Less than a week on, the brief but fatal skirmish that occurred along the Israel-Lebanon border on August 3 seems that rarest phenomenon of all Middle East disputes: an open-and-shut case. All but the least discriminating of partisans and conspiracists now know who did what to whom and when and how. Most surprising is that the United Nations, in the form of its 12,000-strong peacekeeping Interim Force in Lebanon (UNIFIL), is to thank for swiftly settling the most contentious questions of whether or not Israel had trespassed onto Lebanese territory: it hadn't. However, there remains the broader matter of how to interpret Lebanon's unprovoked attack on an Israeli maintenance team and its military escort; was it premeditated or spontaneous? And if it was premeditated, does that hint at something darker on the horizon?
Here's what we now know with some measure of certainty: On July 29, the Israel Defence Forces (IDF) informed the UNIFIL Liaison Officer that it would be performing routine maintenance work at the edge of its own territory, just north of the Misgav Am kibbutz in the upper Galilee. Coordinating such clean-up operations with UNIFIL is a regular occurrence for both Israel and Lebanon as they are bound by the terms of UN Resolution 1701, which formally ended the 2006 Israel-Hezbollah War. Israel said it had wanted to remove some shrubbery and a tree that were blocking the view of its security cameras. According to IDF Lt Col Avital Leibovich, who addressed a conference call with journalists and bloggers on Wednesday evening, this was exactly the kind of leafy coverage from which Hezbollah launched multiple kidnapping raids in 2006. The IDF further instructed UNIFIL that some of its own troops would be escorting an engineering crew for protection but that this escort, consisting of armored vehicles, tanks and flak-jacketed soldiers, would be positioned even further south of the ‘technical fence', the barrier that physically divides Israel and Lebanon but that does not always intersect with the so-called Blue Line designating the internationally recognised boundary between the two countries. There would later be some confusion over an Associated Press photo that showed an IDF crane reaching over the fence; the caption suggested that Israel did in fact cross into Lebanese territory and violate Resolution 1701. But the crew's exact position, even north of the fence, was still about 200-300 meters south of the Blue Line, as has now been confirmed by UNIFIL. (The fence/Blue Line "gap" problem could have been easily substantiated earlier in the news cycle: When I interviewed UNIFIL deputy spokesman Andrea Tenenti on August 4, he told me that the peacekeepers have begun demarcating the real border with blue barrels to prevent any unintentional crossings.)

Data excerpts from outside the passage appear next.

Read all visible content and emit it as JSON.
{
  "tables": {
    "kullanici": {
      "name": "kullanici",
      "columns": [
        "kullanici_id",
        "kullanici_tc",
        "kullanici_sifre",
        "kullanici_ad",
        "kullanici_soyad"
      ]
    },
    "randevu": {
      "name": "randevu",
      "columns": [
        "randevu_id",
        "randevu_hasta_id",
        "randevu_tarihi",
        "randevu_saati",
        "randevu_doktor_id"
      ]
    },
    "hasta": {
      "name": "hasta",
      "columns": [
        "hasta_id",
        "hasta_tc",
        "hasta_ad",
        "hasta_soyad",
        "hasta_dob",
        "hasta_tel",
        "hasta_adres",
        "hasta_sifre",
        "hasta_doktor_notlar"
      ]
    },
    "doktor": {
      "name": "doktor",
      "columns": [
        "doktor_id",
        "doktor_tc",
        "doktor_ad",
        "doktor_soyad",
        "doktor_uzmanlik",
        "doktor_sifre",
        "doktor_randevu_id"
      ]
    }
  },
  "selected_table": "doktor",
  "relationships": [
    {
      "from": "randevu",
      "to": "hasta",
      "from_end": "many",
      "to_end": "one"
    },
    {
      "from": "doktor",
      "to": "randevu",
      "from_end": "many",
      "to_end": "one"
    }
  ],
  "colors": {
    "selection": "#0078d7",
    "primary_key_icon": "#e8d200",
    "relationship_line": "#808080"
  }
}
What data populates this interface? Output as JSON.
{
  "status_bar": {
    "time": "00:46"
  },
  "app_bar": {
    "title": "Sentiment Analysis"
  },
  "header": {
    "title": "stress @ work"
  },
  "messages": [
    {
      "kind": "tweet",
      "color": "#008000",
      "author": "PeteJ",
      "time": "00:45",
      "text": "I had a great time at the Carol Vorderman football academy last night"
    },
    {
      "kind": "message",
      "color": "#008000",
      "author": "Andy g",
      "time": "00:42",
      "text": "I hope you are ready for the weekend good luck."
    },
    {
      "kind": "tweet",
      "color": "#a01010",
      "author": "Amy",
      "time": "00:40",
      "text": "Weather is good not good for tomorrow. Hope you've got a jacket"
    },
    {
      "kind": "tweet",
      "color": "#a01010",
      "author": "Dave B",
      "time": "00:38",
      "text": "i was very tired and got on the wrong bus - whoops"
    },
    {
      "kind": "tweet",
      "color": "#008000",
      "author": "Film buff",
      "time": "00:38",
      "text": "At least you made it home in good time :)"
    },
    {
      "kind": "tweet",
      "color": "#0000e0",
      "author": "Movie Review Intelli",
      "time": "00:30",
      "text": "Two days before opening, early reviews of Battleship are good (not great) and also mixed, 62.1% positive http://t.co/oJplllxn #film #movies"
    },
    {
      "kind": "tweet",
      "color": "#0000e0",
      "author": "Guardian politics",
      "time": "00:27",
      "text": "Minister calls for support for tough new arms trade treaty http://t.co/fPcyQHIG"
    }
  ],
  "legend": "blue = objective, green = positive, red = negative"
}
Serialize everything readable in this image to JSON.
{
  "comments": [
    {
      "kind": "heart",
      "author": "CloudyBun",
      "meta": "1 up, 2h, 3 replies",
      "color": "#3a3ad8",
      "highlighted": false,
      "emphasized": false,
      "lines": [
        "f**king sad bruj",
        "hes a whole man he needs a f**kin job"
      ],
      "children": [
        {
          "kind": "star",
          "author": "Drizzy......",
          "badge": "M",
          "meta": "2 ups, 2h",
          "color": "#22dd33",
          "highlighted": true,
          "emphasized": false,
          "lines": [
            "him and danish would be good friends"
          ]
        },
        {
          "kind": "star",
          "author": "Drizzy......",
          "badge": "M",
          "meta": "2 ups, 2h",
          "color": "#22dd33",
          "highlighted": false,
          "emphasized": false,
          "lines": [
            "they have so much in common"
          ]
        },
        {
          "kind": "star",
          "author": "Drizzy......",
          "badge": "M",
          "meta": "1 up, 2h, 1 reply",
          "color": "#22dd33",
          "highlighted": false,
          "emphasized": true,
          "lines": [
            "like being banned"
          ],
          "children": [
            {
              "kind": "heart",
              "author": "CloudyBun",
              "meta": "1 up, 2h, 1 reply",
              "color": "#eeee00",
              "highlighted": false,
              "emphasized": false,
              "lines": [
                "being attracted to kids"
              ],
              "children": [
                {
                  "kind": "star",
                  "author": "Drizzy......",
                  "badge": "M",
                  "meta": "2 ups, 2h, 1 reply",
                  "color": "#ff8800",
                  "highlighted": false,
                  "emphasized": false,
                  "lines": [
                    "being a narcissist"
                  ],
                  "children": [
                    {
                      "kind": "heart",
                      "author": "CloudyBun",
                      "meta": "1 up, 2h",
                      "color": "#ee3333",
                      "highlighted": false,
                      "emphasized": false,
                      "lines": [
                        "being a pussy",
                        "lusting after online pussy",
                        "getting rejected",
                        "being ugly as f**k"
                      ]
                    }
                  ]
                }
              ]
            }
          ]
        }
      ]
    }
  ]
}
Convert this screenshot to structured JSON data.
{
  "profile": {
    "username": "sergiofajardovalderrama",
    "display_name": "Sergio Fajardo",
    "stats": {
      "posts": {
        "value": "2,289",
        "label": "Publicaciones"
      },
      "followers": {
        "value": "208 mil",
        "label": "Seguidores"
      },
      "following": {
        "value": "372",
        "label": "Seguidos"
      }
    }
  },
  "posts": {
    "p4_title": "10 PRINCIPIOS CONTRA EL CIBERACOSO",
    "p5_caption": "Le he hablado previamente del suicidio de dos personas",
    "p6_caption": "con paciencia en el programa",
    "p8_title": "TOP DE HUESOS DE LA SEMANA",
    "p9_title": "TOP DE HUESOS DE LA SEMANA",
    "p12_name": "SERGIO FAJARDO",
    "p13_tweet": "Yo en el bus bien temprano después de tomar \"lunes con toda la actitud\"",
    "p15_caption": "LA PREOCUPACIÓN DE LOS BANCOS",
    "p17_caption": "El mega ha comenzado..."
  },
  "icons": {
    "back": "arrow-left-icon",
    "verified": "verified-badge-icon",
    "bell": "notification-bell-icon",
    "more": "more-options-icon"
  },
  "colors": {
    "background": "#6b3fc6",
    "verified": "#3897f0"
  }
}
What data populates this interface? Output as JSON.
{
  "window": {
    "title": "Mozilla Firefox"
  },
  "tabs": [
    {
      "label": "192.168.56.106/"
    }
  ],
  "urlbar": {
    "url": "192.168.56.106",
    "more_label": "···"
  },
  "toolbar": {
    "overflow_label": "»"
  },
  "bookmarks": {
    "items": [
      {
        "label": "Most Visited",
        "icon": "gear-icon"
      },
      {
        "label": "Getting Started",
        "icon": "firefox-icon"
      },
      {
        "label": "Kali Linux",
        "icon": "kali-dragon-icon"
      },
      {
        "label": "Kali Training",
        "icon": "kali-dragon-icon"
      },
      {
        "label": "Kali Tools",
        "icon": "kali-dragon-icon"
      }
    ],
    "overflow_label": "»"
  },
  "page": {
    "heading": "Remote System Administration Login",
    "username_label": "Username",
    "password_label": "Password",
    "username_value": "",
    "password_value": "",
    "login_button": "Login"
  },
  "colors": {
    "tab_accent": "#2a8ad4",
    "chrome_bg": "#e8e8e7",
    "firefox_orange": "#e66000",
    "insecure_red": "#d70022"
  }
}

Days before the actual maintenance work began, the Israeli officer in charge of it took the UNIFIL Liaison Officer to the exact location and pointed out which bits of foliage would be cleared. All plans were subsequently approved by UNIFIL, which duly informed the the Lebanese Armed Forces (LAF) of the scheduled activity, due to commence at 8.30 a.m. on Tuesday, August 3. In the event, the work was delayed for two hours that morning due to two UNIFIL requests. At 10.30 a.m., ten IDF engineers made their way toward the fence, while their military escort stayed behind, as promised, on higher terrain some 300 meters south.